The void is not a dark place, it is a bright, almost silvered gallery, studded with diamonds.
But now, in one part of this great fabric, a darkness did appear, and it was confusing and threatening for
its sudden arrival. The spectators—a strung-out handful of satellite surveillance drones, in their constant deep-space orbits about the nearest objects—had already analyzed and understood what this was. The first stage of a warp jump, where the photons of available light are momentarily sucked away into a micro-event similar to a black hole. This was to be expected, but it was not as impressive as the next stage of a warp jump.

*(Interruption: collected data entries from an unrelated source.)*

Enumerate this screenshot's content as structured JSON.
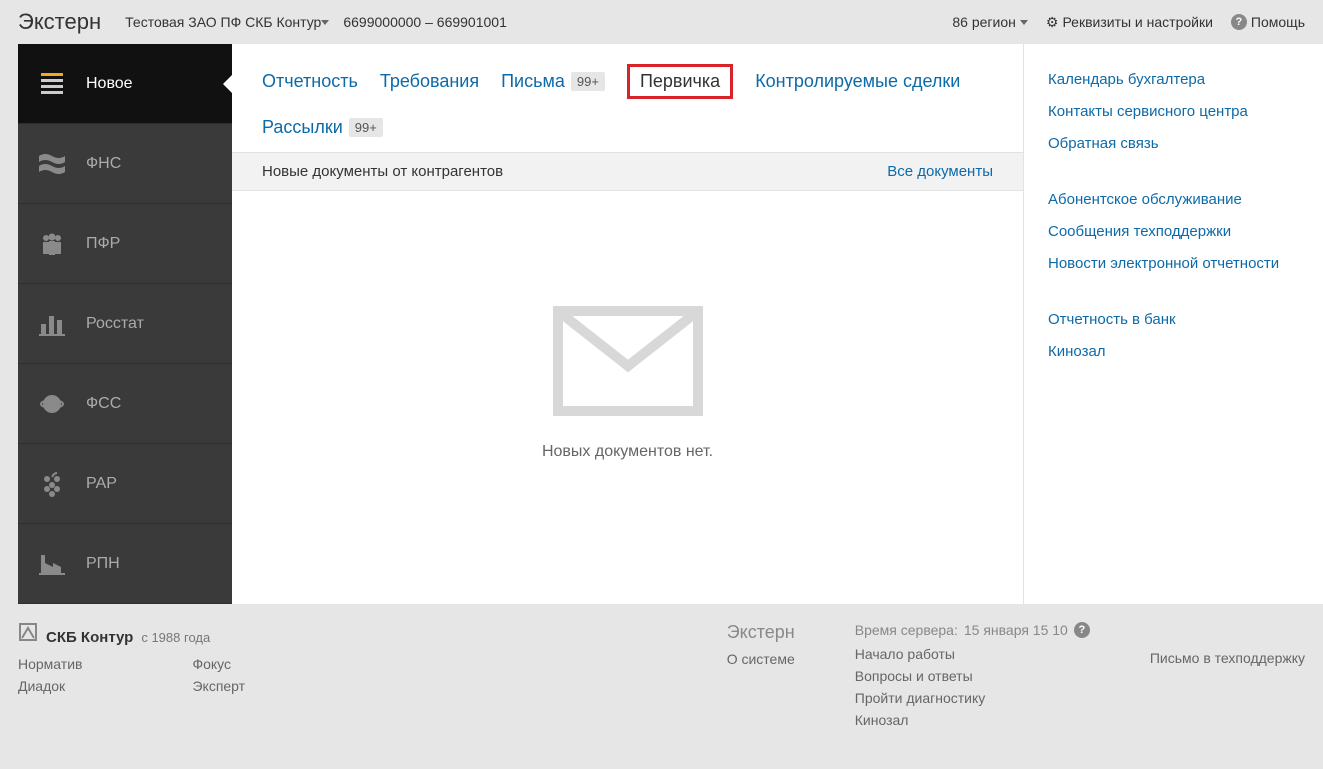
{
  "topbar": {
    "logo": "Экстерн",
    "org": "Тестовая ЗАО ПФ СКБ Контур",
    "inn": "6699000000 – 669901001",
    "region": "86 регион",
    "settings": "Реквизиты и настройки",
    "help": "Помощь"
  },
  "sidebar": {
    "items": [
      {
        "label": "Новое"
      },
      {
        "label": "ФНС"
      },
      {
        "label": "ПФР"
      },
      {
        "label": "Росстат"
      },
      {
        "label": "ФСС"
      },
      {
        "label": "РАР"
      },
      {
        "label": "РПН"
      }
    ]
  },
  "tabs": {
    "reporting": "Отчетность",
    "requests": "Требования",
    "letters": "Письма",
    "letters_badge": "99+",
    "primary": "Первичка",
    "controlled": "Контролируемые сделки",
    "mailings": "Рассылки",
    "mailings_badge": "99+"
  },
  "subheader": {
    "title": "Новые документы от контрагентов",
    "link": "Все документы"
  },
  "empty": {
    "text": "Новых документов нет."
  },
  "rightlinks": {
    "g1": [
      "Календарь бухгалтера",
      "Контакты сервисного центра",
      "Обратная связь"
    ],
    "g2": [
      "Абонентское обслуживание",
      "Сообщения техподдержки",
      "Новости электронной отчетности"
    ],
    "g3": [
      "Отчетность в банк",
      "Кинозал"
    ]
  },
  "footer": {
    "brand": "СКБ Контур",
    "since": "с 1988 года",
    "col1": [
      "Норматив",
      "Диадок"
    ],
    "col2": [
      "Фокус",
      "Эксперт"
    ],
    "extern": "Экстерн",
    "about": "О системе",
    "server_prefix": "Время сервера: ",
    "server_value": "15 января 15 10",
    "helpcol": [
      "Начало работы",
      "Вопросы и ответы",
      "Пройти диагностику",
      "Кинозал"
    ],
    "support": "Письмо в техподдержку"
  }
}
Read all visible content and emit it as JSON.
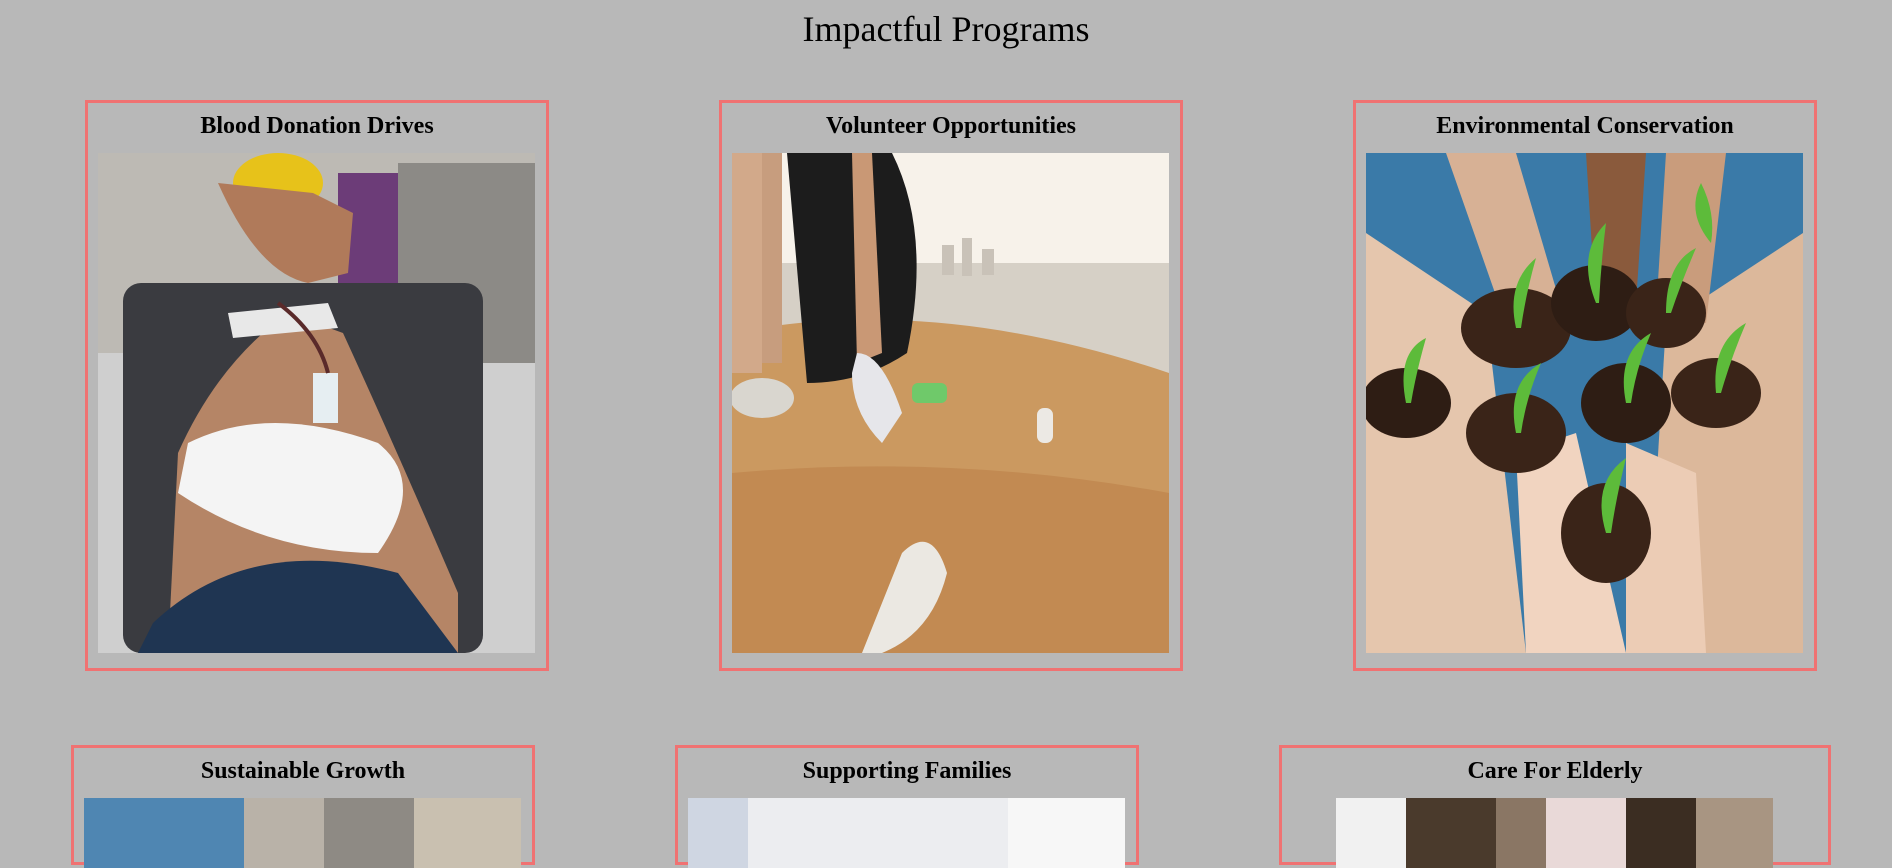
{
  "page": {
    "title": "Impactful Programs"
  },
  "programs": [
    {
      "title": "Blood Donation Drives",
      "image_icon": "blood-donation-photo"
    },
    {
      "title": "Volunteer Opportunities",
      "image_icon": "beach-cleanup-photo"
    },
    {
      "title": "Environmental Conservation",
      "image_icon": "seedlings-in-hands-photo"
    },
    {
      "title": "Sustainable Growth",
      "image_icon": "sustainable-growth-photo"
    },
    {
      "title": "Supporting Families",
      "image_icon": "supporting-families-photo"
    },
    {
      "title": "Care For Elderly",
      "image_icon": "elderly-care-photo"
    }
  ],
  "colors": {
    "background": "#b8b8b8",
    "card_border": "#f07272"
  }
}
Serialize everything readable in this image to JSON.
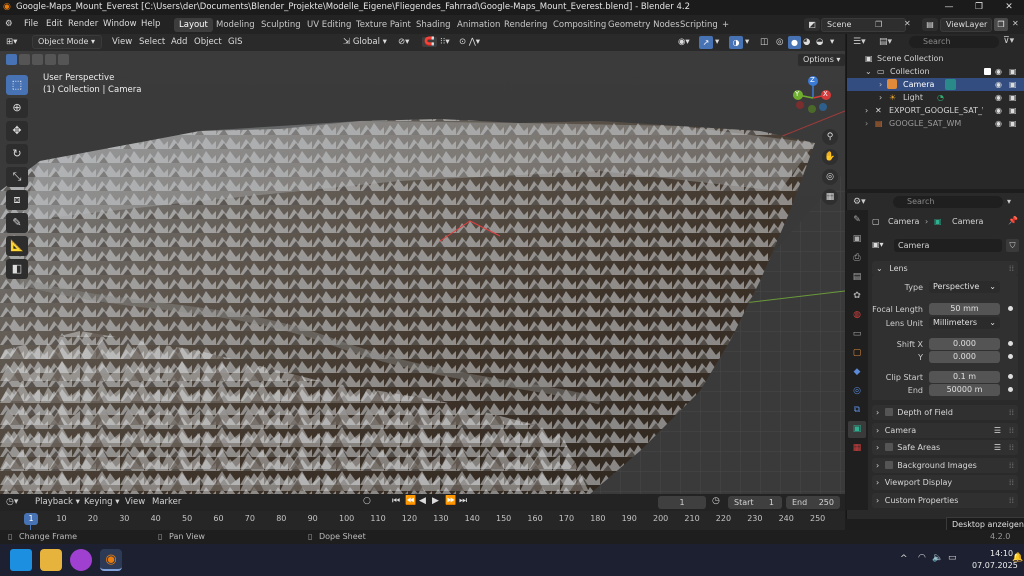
{
  "window": {
    "title": "Google-Maps_Mount_Everest [C:\\Users\\der\\Documents\\Blender_Projekte\\Modelle_Eigene\\Fliegendes_Fahrrad\\Google-Maps_Mount_Everest.blend] - Blender 4.2",
    "minimize": "—",
    "maximize": "❐",
    "close": "✕"
  },
  "menu": {
    "items": [
      "File",
      "Edit",
      "Render",
      "Window",
      "Help"
    ],
    "workspaces": [
      "Layout",
      "Modeling",
      "Sculpting",
      "UV Editing",
      "Texture Paint",
      "Shading",
      "Animation",
      "Rendering",
      "Compositing",
      "Geometry Nodes",
      "Scripting"
    ],
    "add_workspace": "+",
    "scene": "Scene",
    "view_layer": "ViewLayer"
  },
  "viewport_header": {
    "mode": "Object Mode",
    "menus": [
      "View",
      "Select",
      "Add",
      "Object",
      "GIS"
    ],
    "transform": "Global",
    "options": "Options"
  },
  "viewport": {
    "overlay_line1": "User Perspective",
    "overlay_line2": "(1) Collection | Camera",
    "gizmo_x": "X",
    "gizmo_y": "Y",
    "gizmo_z": "Z"
  },
  "outliner": {
    "search_placeholder": "Search",
    "scene_collection": "Scene Collection",
    "collection": "Collection",
    "camera": "Camera",
    "light": "Light",
    "export": "EXPORT_GOOGLE_SAT_W",
    "google": "GOOGLE_SAT_WM"
  },
  "properties": {
    "search_placeholder": "Search",
    "breadcrumb_object": "Camera",
    "breadcrumb_data": "Camera",
    "datablock": "Camera",
    "lens_header": "Lens",
    "type_label": "Type",
    "type_value": "Perspective",
    "focal_label": "Focal Length",
    "focal_value": "50 mm",
    "lens_unit_label": "Lens Unit",
    "lens_unit_value": "Millimeters",
    "shift_x_label": "Shift X",
    "shift_x_value": "0.000",
    "shift_y_label": "Y",
    "shift_y_value": "0.000",
    "clip_start_label": "Clip Start",
    "clip_start_value": "0.1 m",
    "clip_end_label": "End",
    "clip_end_value": "50000 m",
    "panels": [
      "Depth of Field",
      "Camera",
      "Safe Areas",
      "Background Images",
      "Viewport Display",
      "Custom Properties"
    ]
  },
  "timeline": {
    "menus": [
      "Playback",
      "Keying",
      "View",
      "Marker"
    ],
    "current_frame": "1",
    "start_label": "Start",
    "start_value": "1",
    "end_label": "End",
    "end_value": "250",
    "frame_marker": "1",
    "ticks": [
      "10",
      "20",
      "30",
      "40",
      "50",
      "60",
      "70",
      "80",
      "90",
      "100",
      "110",
      "120",
      "130",
      "140",
      "150",
      "160",
      "170",
      "180",
      "190",
      "200",
      "210",
      "220",
      "230",
      "240",
      "250"
    ]
  },
  "statusbar": {
    "change_frame": "Change Frame",
    "pan_view": "Pan View",
    "dope_sheet": "Dope Sheet",
    "version": "4.2.0",
    "tooltip": "Desktop anzeigen"
  },
  "taskbar": {
    "time": "14:10",
    "date": "07.07.2025",
    "tray_chevron": "^"
  }
}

Light like multiple lens flares bloomed in the void, and their edges turned an easy purple, blue, and scarlet as traces of warp ‘fire,’ or plasma, were burnt off in the break in mundane reality. The surrounding stars and silvered clouds rippled, doubled, and twisted as they were refracted through multiple pocket dimensions and the rules of physics were broken.
And then, there at the heart of the fading lights, sat the Alpha-vessel.
Outgoing Transmission: Armcore War Cruiser Class X1 Constance to Alpha-vessel.
Through the void, small at first, a series of dark specks cut across the river of stars, growing larger as they did so. A cloud of Armcore cruisers, their large plasma-boosters glowing and burning at their joints and corners, as they powered towards their new master.
And in their lead was the Armcore cruiser known as the Constance, current mobile home to none other than Senior Dane Tomas, CEO of Armcore.
“We have the reports coming in of the destruction of New Eden and the others. Are you ready for the next stage?” the digital communications swam through data-space to the Alpha-vessel. If a ship could look indignant, it managed it now.